Tim ekspedisi yang sudah sampai di tempat tersebut mulai mengamati candi-candi di sekitar kompleks, termasuk Bayu dan Pratama. Candi yang mereka kunjungi terlebih dahulu adalah Candi Blandongan, memiliki ciri khas arsitektur yang cukup unik, yakni memiliki sejumlah lapisan batu bertingka tinggi, dengan tangga terletak di setiap ujung candi, kemudian terdapat candi inti yang berada di tengah dan menghadap condong 45 derajat ke arah timur laut.
"Candi ini merupakan bangunan bersejarah tertua di Pulau Jawa, mengalahkan Candi Borobudur." ujar Pratama sembari memperhatikan detail ukiran candi tersebut dari dekat.
Bayu mengangguk kecil, ia juga tahu tentang informasi itu. Selisih waktu antara Candi Blandongan dengan Candi Borobudur memang terpaut begitu jauh, Candi Borobudur dibangun ketika Wangsa Syailendra tengah berkuasa pada abad ke-8, reruntuhan candi tersebut ditemukan pada tahun 1814 oleh Thomas Stanford Raffles yang kala itu menjabat sebagai Gubernur Jenderal Inggris. Sedangkan Candi Blandongan diperkirakan sudah berdiri kokoh sejak abad ke-4 saat Kerajaan Tarumanegara memegang dominasi di Pulau Jawa, namun bangunan candi itu baru pertama kali tampak dan dapat digali pada tahun 1996.
"Kompleks percandian ini besar juga, ya. Luas keseluruhannya mencapai 500 hektare. Ada situs Damar, situs Cibuaya, Candi Blandongan, Candi Jiwa, Candi Segaran, dan Candi Sumur. Tapi sungguh disayangkan karena tidak semua bangunan candi bisa dipugar dengan sempurna. Bahkan candi di hadapan kita ini hanya bagian struktur kaki bangunannya saja." ungkap Pratama.

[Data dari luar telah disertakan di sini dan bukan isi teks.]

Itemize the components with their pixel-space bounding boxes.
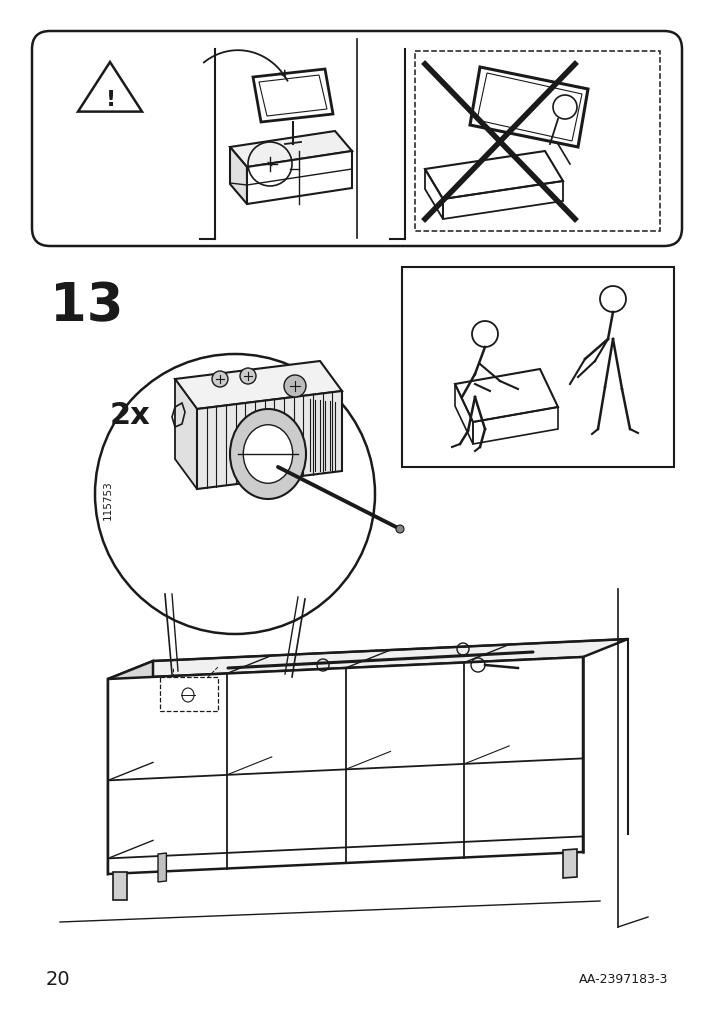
Polygon shape — [197, 391, 342, 489]
Polygon shape — [175, 362, 342, 409]
Polygon shape — [230, 148, 247, 205]
Bar — [415, 52, 660, 232]
Polygon shape — [175, 379, 197, 489]
Circle shape — [95, 355, 375, 634]
Text: 115753: 115753 — [103, 479, 113, 520]
Text: AA-2397183-3: AA-2397183-3 — [578, 973, 668, 986]
Circle shape — [212, 372, 228, 387]
Circle shape — [396, 526, 404, 534]
Text: !: ! — [106, 90, 116, 110]
Ellipse shape — [230, 409, 306, 499]
Polygon shape — [158, 853, 166, 883]
Polygon shape — [563, 849, 577, 879]
FancyBboxPatch shape — [32, 32, 682, 247]
Text: 2x: 2x — [110, 400, 151, 429]
Circle shape — [284, 376, 306, 397]
Polygon shape — [230, 131, 352, 168]
Circle shape — [240, 369, 256, 384]
Polygon shape — [108, 657, 583, 875]
Bar — [113, 872, 127, 900]
Polygon shape — [108, 639, 628, 679]
Bar — [160, 677, 218, 712]
Polygon shape — [108, 661, 153, 875]
Bar — [402, 268, 674, 467]
Text: 20: 20 — [46, 970, 71, 989]
Ellipse shape — [243, 426, 293, 484]
Text: 13: 13 — [50, 280, 124, 332]
Polygon shape — [247, 152, 352, 205]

Bayu kembali mengangguk. Sepertinya Pratama begitu memanfaatkan kesempatan mengamati salah satu bukti peradaban kuno dari Kerajaan Tarumanegara dengan antusias. Sebenarnya Bayu pun ingin mengobservasi semua situs yang ada disini secara menyeluruh, namun ia masih gusar menunggu kehadiran beberapa orang kepercayaan Ayuni yang akan menyertai mereka saat ekspedisi nanti, sesuai dengan kesepakatan awal mereka. Tetapi hingga sekarang, orang-orang tersebut tak kunjung datang. Bayu khawatir kalau mereka tersesat ketika sedang menuju kesini.
"Kau sedang memikirkan apa, sih? Aku lihat kau sering sekali melamun," celetuk Pratama ketika ia sadar jika beberapa ocehannya tentang Candi Blandongan tidak ditanggapi oleh Bayu.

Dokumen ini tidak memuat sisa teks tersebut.